A Bienne, Nebia vise les étoiles
Ce jeudi, Marynelle Debétaz fête la rénovation réussie du Palace, qui laisse toute la place au théâtre après avoir conjugué scènes et cinéma. L’artiste suisse Martin Zimmermann se joint aux réjouissances
Non, vous n’avez pas la berlue. Marynelle Debétaz a bien la même couleur de cheveux que la paroi rose pétant trônant à l’entrée de Nebia, la salle rénovée qu’elle inaugure ce jeudi avec le gratin biennois. Ancien cinéma des années 60 transformé en cinéma-théâtre dans les années 90, le Théâtre Palace vient de faire peau neuve pour mieux accueillir les amoureux de la scène francophone et s’appelle désormais Nebia, en hommage au brouillard que réserve parfois le climat bernois. Le coût des travaux? «Six millions», répond la directrice, en poste depuis 2009. C’est bien, mais pas assez: la jeune femme et son équipe ont repeint eux-mêmes les loges situées dans le bâtiment d’à côté, faute de budget. Comment mieux dire la motivation de la trentenaire diplômée en droit, gestion culturelle et dramaturgie? Entame dadaïste
Tout commence avec un éclair. Un Z lumineux qui déchire le ciel rose de l’entrée. Nebia pour nebbia, la brume en italien. Mais aussi pour Bienne lu à l’envers. L’art du revers, c’est bien la signature de cette directrice nouvelle vague. Conjuguer des spectacles grand public avec des créations plus risquées. Des formes amples, parfaitement adaptées à la scène principale, avec des moments plus intimes, idéaux pour Nebia poche, ce petit théâtre de la vieille ville, de 70 places, sur lequel la fée rouge veille aussi.

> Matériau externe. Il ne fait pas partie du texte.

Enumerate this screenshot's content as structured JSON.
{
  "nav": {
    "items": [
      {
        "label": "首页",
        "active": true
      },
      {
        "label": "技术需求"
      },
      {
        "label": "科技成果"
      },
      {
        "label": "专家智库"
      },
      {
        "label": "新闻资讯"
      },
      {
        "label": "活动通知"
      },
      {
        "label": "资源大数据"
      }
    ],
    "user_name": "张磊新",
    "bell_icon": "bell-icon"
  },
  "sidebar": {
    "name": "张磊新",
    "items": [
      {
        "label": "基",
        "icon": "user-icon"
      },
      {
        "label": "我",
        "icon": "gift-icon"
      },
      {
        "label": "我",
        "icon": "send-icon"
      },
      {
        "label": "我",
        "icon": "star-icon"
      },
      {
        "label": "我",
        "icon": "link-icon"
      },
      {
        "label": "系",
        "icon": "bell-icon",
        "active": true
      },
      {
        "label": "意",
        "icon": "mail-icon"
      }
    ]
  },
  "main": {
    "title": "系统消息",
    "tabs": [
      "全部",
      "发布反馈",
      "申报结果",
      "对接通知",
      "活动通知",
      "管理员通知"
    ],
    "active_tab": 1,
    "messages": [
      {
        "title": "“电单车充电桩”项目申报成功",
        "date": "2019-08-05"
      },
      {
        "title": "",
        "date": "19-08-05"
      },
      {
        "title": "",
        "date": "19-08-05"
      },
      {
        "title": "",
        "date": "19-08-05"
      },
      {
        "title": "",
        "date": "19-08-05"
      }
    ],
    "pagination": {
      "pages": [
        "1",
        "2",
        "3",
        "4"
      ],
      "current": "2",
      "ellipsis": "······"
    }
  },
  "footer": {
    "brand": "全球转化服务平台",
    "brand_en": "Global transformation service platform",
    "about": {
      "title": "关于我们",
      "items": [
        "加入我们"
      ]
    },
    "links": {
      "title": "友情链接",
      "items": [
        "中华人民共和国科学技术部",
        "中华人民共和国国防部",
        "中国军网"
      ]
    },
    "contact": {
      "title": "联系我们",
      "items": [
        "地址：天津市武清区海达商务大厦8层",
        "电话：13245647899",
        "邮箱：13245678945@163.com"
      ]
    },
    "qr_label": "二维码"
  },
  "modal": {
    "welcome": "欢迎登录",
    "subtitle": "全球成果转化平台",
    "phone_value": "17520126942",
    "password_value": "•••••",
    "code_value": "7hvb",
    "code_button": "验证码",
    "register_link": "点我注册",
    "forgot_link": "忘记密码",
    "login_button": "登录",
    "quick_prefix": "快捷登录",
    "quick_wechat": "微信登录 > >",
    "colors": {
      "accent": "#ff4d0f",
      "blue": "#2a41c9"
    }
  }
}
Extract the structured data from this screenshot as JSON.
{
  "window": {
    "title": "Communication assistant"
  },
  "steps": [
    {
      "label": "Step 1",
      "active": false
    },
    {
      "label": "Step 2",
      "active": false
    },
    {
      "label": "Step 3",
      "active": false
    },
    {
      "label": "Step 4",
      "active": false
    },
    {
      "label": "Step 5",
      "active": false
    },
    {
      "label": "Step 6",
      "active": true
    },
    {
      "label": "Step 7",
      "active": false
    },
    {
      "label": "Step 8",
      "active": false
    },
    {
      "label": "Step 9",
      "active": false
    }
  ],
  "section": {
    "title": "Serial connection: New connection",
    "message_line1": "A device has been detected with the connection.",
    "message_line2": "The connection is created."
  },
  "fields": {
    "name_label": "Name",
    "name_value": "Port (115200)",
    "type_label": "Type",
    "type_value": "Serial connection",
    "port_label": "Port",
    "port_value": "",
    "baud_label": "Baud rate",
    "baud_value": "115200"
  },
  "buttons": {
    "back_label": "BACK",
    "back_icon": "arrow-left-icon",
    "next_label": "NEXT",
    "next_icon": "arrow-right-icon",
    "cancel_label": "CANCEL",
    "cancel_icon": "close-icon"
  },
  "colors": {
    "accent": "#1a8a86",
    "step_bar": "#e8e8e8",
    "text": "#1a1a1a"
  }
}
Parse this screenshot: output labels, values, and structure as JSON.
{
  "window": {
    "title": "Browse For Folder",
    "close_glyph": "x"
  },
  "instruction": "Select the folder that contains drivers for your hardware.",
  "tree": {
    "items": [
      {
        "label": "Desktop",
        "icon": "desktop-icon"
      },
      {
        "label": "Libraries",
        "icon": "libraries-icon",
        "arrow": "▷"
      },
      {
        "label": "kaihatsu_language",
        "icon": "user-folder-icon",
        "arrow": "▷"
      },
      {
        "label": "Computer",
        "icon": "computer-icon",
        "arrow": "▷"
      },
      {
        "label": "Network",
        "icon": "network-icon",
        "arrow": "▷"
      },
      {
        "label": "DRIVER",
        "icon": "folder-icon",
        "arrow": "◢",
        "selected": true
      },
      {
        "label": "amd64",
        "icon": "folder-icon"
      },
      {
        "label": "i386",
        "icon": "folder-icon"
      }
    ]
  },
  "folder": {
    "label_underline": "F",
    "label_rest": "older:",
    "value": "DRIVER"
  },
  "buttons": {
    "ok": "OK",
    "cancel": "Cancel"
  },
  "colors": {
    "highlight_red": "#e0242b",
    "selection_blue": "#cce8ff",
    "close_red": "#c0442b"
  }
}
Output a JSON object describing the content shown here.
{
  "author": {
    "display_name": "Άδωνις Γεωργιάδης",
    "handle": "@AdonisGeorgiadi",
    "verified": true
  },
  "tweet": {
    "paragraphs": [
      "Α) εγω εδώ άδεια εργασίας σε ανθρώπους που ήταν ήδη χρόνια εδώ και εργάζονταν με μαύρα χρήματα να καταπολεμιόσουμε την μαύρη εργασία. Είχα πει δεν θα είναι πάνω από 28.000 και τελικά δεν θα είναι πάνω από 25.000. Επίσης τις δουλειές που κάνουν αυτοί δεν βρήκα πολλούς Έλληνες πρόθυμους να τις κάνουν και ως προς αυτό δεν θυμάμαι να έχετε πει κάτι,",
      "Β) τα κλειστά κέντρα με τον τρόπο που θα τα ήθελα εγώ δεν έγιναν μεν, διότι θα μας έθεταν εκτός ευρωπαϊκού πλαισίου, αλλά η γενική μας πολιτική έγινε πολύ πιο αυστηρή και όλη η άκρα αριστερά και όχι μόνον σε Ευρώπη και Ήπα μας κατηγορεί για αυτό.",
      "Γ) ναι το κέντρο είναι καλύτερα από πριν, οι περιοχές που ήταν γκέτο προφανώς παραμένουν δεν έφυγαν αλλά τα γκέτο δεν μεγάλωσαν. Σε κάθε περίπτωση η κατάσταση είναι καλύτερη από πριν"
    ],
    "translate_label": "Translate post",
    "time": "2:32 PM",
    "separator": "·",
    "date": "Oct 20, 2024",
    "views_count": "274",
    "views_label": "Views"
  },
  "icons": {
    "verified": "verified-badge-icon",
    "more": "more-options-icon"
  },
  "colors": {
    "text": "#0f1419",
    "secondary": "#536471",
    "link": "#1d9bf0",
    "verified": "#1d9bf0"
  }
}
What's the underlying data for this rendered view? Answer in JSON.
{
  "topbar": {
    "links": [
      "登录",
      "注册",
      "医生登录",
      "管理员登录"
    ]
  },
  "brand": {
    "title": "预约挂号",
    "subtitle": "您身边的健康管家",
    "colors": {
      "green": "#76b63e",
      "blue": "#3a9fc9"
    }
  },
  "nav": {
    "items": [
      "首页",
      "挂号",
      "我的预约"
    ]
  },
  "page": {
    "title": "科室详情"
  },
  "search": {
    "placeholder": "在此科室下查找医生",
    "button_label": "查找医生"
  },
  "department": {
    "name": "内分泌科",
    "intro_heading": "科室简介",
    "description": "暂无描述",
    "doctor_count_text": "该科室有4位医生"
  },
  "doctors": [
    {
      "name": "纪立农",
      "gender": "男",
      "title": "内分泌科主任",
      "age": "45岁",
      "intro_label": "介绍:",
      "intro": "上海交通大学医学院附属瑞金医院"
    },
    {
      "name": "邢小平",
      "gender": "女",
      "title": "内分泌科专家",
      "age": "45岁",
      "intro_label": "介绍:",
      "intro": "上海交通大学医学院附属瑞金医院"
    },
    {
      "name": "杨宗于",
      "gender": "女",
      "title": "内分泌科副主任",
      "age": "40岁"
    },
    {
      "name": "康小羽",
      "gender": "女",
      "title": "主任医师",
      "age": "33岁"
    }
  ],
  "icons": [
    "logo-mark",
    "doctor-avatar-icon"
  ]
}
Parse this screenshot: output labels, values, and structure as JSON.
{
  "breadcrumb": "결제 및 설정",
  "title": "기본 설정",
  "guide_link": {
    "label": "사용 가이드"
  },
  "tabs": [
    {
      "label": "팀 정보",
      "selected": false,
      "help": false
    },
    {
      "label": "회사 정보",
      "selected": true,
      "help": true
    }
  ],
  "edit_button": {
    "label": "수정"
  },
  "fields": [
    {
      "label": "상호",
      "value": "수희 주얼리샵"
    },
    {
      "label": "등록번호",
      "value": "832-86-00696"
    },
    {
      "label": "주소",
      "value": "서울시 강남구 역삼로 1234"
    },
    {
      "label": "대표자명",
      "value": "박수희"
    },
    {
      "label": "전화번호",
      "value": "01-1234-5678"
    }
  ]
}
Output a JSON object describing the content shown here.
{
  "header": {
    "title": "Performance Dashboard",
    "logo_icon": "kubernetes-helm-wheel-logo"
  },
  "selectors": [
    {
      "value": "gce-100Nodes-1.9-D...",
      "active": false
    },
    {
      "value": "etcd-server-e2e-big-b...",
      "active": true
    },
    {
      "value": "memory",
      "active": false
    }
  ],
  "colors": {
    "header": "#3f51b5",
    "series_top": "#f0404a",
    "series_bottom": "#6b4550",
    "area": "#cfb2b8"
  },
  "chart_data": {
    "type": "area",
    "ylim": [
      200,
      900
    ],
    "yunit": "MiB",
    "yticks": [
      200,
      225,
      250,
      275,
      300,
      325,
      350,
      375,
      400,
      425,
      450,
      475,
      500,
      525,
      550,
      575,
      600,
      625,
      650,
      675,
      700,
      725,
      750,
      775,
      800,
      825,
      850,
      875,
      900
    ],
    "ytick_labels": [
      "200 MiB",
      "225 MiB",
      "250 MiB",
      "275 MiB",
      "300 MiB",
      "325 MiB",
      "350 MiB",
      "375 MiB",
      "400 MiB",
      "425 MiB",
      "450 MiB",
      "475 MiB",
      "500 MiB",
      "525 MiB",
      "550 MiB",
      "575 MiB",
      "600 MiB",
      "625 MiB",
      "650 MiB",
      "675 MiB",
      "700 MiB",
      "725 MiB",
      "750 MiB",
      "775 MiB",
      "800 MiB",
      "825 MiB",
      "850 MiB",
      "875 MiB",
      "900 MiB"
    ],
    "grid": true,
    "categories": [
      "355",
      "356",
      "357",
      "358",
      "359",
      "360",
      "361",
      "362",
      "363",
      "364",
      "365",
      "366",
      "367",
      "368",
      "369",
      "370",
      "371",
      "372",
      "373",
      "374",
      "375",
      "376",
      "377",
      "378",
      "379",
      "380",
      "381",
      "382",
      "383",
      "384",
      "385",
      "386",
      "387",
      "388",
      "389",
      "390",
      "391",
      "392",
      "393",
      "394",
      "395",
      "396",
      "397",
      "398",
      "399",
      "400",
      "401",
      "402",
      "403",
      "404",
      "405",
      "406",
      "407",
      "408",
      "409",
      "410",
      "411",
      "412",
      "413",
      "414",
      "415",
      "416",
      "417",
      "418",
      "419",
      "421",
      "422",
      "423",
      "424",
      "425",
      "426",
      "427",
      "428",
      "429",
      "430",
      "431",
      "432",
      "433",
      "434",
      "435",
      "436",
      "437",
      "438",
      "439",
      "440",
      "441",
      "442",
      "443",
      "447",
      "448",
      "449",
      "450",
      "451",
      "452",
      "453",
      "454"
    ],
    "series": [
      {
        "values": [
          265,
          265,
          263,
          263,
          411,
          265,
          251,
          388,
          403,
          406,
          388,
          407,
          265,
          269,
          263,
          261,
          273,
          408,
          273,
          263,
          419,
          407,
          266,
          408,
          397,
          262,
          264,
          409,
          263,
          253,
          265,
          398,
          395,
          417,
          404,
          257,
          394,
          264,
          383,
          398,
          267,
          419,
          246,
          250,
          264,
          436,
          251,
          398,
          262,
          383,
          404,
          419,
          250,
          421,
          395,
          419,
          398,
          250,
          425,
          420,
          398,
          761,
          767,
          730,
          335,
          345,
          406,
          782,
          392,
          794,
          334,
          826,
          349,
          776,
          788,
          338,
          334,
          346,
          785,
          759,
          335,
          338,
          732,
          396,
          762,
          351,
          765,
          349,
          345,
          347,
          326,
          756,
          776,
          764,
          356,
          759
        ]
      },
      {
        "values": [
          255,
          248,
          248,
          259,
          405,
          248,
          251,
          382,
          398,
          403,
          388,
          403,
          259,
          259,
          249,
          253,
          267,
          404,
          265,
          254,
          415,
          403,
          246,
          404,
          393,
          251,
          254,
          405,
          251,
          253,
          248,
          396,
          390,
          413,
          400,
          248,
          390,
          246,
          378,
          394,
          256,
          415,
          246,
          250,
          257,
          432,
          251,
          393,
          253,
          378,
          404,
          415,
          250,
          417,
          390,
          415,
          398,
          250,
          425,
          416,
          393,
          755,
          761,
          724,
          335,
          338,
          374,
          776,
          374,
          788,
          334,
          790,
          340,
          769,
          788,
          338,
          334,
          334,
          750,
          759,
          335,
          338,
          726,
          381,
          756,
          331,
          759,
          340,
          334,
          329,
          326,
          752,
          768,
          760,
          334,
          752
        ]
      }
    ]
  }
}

Ce jeudi 6 décembre, début en fanfare à Nebia, avec Eins zwei drei, trio élastique imaginé par Martin Zimmermann, entre cirque et musique. Une apostrophe dadaïste à savourer jusqu’à samedi. Puis, le 15 décembre, Funérailles d’hiver, à ne manquer sous aucun prétexte. Des noces compliquées par la mort d’une aînée, imaginées par Hanokh Levin et menées tambour battant par la Compagnie du Passage associée au Rideau de Bruxelles. Le titre est aussi mélancolique que le spectacle est tonique.
Mais revenons au Nebia, l’embarcation qui, remise à flot, va donner des conditions idéales d’accueil et de représentation. Le foyer a été aéré. Envolée, la caisse du cinéma qui barrait le passage. A la place, sur la droite, une billetterie arrondie et enveloppée d’une fine paroi de bois au design japonais. Autour, les murs couleur nuit font oublier le beige ingrat qui s’affichait jusqu’au plafond. Innovation encore: la création d’un vrai bar sur la gauche du foyer, qui déploie tables et chaises dans une ambiance vitrée.
On voit et on entend mieux
Le gros du chantier a évidemment concerné la salle et la scène pensées initialement pour le cinéma et dont il a fallu améliorer l’acoustique et la visibilité. «Pour le son, nous avons descendu le plafond de 14 à 8 mètres et posé sur les murs de la salle des panneaux arrondis qui contribuent à une meilleure diffusion.» Pour la visibilité, le balcon a été raccourci et la pente des sièges renforcée. Les matériaux de construction des fauteuils aux couleurs de sous-bois favorisent aussi le trajet du son.
«Sur le plateau, poursuit la directrice, nous avons supprimé les deux tours qui encadraient la scène et changé les équipements techniques qui arrivaient en bout de course. Avant les travaux, nous devions louer une régie son, car la nôtre pouvait nous lâcher à tout moment durant les spectacles…» Blaise Dutoit, directeur technique, salue aussi le renfort en projecteurs et en multimédia. La bonne nouvelle, c’est que la régie n’est plus perchée sur le balcon, mais installée au parterre à la place de l’ancienne cabine de projection cinéma, à la hauteur des sièges du fond. «C’est une amélioration considérable pour les représentations», précise la cheffe de la petite équipe de Nebia.
Le coeur dans la vieille ville
Une réserve? «Peut-être le fait que les lieux soient trop exigus pour accueillir nos bureaux.» Mais cette réserve est vite balayée lorsqu’on découvre lesdits bureaux dans la vieille ville, installés dans une magnifique tourelle médiévale qui abritait l’ancien Rathaus. Le lieu, qui surplombe la petite salle de Nebia poche, est calme et charmant comme un conte de fées. Quoi de mieux pour imaginer des saisons issues des nuées?
Eins zwei drei, du 6 au 8 décembre, Nebia, Bienne.